Échec des pourparlers d’Islamabad : le nucléaire iranien et le détroit d’Ormuz cristallisent l’impasse
Premières discussions directes de haut niveau depuis 1979, les négociations marathon entre Washington et Téhéran achoppent sur les garanties nucléaires et la réouverture du détroit stratégique.

Les premières discussions directes de haut niveau entre les États-Unis et l’Iran depuis la révolution de 1979 se sont soldées par un échec dimanche, après vingt-et-une heures de tractations à Islamabad.
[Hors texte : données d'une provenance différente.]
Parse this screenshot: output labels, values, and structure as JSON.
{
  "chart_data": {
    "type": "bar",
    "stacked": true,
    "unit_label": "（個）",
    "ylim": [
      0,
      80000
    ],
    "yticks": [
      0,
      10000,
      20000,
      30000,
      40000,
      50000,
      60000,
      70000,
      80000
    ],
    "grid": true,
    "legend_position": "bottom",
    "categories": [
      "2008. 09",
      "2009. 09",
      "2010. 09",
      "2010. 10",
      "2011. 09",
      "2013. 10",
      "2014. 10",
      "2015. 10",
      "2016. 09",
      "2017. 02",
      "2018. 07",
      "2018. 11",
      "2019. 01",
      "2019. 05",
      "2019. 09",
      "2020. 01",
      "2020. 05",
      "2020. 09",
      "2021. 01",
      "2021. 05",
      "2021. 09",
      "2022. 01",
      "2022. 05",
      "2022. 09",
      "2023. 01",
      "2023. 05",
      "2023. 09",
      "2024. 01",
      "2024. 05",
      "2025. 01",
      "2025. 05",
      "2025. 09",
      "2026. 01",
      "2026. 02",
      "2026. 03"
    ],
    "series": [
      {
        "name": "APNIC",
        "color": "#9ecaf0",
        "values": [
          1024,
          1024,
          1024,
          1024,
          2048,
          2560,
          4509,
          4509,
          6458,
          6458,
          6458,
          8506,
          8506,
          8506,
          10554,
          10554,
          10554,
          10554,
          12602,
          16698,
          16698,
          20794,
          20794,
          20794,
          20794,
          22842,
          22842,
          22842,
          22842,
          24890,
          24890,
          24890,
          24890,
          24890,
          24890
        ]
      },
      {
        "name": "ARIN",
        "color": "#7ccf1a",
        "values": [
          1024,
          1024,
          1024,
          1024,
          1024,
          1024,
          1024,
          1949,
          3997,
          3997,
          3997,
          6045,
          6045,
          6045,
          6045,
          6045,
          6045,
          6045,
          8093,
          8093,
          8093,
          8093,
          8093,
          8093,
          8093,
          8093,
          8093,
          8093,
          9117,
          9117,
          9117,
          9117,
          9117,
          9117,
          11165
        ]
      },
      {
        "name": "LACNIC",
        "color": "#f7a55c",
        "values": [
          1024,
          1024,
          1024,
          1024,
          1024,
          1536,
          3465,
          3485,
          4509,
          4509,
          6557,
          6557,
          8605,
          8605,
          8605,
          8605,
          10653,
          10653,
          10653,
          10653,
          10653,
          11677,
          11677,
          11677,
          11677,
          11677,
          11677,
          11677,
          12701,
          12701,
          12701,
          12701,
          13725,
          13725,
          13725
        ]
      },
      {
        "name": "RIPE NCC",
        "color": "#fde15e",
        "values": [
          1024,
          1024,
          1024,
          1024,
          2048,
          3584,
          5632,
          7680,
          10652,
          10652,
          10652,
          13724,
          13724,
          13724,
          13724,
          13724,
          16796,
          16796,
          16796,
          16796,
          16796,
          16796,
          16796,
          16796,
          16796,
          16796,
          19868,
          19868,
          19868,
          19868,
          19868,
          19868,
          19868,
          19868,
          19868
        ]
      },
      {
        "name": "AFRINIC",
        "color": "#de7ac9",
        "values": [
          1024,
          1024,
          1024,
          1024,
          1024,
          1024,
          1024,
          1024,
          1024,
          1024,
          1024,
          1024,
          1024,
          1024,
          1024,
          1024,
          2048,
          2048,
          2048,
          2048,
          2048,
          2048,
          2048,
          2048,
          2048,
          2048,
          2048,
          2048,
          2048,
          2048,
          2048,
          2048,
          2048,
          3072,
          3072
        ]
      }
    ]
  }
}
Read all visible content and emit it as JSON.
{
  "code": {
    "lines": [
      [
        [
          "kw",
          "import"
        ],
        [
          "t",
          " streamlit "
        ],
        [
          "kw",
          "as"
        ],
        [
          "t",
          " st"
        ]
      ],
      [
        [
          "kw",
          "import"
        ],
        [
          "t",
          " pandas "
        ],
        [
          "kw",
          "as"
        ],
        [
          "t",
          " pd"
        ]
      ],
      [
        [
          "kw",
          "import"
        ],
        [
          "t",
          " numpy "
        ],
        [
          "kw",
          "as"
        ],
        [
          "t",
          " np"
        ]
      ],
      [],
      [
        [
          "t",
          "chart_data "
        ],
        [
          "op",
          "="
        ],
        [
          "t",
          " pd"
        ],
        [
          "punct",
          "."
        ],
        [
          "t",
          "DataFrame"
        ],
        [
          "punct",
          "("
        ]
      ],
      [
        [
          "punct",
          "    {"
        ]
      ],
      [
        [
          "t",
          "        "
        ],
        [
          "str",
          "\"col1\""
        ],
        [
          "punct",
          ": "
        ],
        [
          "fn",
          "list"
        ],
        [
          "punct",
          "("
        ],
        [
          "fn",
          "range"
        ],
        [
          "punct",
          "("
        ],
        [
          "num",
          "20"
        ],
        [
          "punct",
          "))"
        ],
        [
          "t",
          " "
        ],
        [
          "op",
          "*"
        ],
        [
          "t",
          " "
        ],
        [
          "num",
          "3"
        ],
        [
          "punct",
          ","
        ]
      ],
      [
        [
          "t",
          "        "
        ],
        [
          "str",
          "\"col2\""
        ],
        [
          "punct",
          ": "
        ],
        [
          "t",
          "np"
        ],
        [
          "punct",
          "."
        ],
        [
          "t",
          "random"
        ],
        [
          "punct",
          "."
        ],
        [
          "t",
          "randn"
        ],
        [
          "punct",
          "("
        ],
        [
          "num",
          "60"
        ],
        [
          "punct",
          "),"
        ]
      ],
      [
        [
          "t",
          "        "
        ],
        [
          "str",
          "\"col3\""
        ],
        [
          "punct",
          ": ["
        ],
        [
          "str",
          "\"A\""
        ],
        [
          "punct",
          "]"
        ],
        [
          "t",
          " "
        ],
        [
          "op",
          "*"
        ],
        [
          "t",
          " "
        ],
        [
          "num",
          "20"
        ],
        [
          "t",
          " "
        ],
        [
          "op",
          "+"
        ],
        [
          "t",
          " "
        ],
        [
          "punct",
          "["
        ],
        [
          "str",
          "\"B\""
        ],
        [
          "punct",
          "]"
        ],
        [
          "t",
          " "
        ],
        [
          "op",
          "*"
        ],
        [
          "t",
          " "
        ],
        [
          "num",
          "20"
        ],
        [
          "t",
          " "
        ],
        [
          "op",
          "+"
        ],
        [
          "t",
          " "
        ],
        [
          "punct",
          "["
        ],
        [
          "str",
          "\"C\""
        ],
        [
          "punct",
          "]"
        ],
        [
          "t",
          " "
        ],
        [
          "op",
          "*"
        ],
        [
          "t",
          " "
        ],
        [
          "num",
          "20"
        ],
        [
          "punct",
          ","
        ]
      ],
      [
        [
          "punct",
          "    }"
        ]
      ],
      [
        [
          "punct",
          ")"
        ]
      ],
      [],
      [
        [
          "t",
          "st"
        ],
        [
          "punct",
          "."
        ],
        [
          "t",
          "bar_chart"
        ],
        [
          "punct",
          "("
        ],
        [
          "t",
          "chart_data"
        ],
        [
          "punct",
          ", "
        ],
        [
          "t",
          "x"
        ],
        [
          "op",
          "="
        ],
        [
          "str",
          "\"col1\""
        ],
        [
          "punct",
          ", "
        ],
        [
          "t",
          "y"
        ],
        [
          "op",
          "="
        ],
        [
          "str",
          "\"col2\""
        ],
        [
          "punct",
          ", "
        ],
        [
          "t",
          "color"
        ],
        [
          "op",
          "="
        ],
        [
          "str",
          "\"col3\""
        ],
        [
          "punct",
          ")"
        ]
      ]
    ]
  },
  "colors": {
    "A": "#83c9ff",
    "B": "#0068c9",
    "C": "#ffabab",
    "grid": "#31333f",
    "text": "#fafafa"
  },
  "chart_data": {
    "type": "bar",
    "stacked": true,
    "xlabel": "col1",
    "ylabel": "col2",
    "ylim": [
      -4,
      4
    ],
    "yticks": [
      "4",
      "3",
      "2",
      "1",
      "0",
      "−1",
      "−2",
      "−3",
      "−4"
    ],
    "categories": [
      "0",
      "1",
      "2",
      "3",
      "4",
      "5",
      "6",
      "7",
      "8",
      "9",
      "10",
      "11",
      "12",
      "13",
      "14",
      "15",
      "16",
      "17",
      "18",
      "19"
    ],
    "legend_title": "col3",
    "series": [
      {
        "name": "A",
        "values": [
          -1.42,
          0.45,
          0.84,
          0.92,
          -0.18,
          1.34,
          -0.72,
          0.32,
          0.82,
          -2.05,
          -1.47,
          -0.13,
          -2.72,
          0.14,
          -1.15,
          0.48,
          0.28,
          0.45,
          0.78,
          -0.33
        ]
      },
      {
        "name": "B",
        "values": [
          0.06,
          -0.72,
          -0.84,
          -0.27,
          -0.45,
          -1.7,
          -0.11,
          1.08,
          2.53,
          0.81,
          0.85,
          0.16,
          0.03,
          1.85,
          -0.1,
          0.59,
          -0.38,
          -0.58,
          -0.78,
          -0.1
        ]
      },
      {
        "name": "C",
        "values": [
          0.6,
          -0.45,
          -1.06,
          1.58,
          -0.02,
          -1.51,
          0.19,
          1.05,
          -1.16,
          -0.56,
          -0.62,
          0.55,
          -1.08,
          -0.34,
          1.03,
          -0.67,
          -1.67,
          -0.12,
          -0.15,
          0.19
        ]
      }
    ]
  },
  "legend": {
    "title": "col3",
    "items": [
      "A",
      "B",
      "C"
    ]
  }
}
Le vice-président américain J. D. Vance, qui conduisait la délégation, a quitté le Pakistan en déclarant que Téhéran « a choisi de ne pas accepter nos conditions », tandis qu’en miroir, la partie iranienne imputait la rupture aux « exigences excessives » de Washington. Cet épilogue sans accord, loin d’être une surprise pour les chancelleries européennes, met en lumière la fragilité du cessez-le-feu accepté quelques jours plus tôt et la profondeur des divergences stratégiques.
Au cœur du blocage, le vice-président américain a pointé l’absence d’engagement « affirmatif et durable » de l’Iran à ne pas chercher à se doter de l’arme nucléaire. Selon les médias espagnols et italiens, la proposition qualifiée d’« offre finale » par les États-Unis exigeait aussi la réouverture immédiate du détroit d’Ormuz, par où transite une part cruciale du pétrole mondial. Téhéran, de son côté, conditionnait toute concession au déblocage des fonds gelés à l’étranger et à des garanties de sécurité face aux frappes israéliennes au Liban, lesquelles se sont intensifiées en dépit de la trêve. L’Australienne Penny Wong a pressé les parties de revenir à la table, un appel relayé par plusieurs capitales européennes inquiètes des répercussions économiques d’un conflit prolongé.
La presse conservatrice américaine a salué la fermeté de Vance, quand des médias progressistes ont souligné le rôle de Benjamin Netanyahou, présenté comme un « saboteur permanent » des tentatives diplomatiques avec Téhéran. Les bombardements israéliens sur le Liban, qui ont fait des centaines de morts, ont effectivement miné la confiance iranienne dans un cessez-le-feu déjà précaire. Les sources proches des Gardiens de la révolution ont affirmé que la situation dans le détroit d’Ormuz « ne changera pas » sans accord global, alors même que le Pentagone confirmait le passage de destroyers américains pour des opérations de déminage — un signal que la fenêtre diplomatique pourrait se refermer rapidement.
L’échec d’Islamabad illustre ainsi le hiatus entre une Amérique qui exige un renoncement nucléaire vérifiable et un Iran qui lie toute avancée à un rééquilibrage économique et sécuritaire régional. Si les deux camps assurent que la diplomatie n’est pas morte, l’absence de nouvelle rencontre programmée et le maintien des postures de force laissent planer le spectre d’une escalade.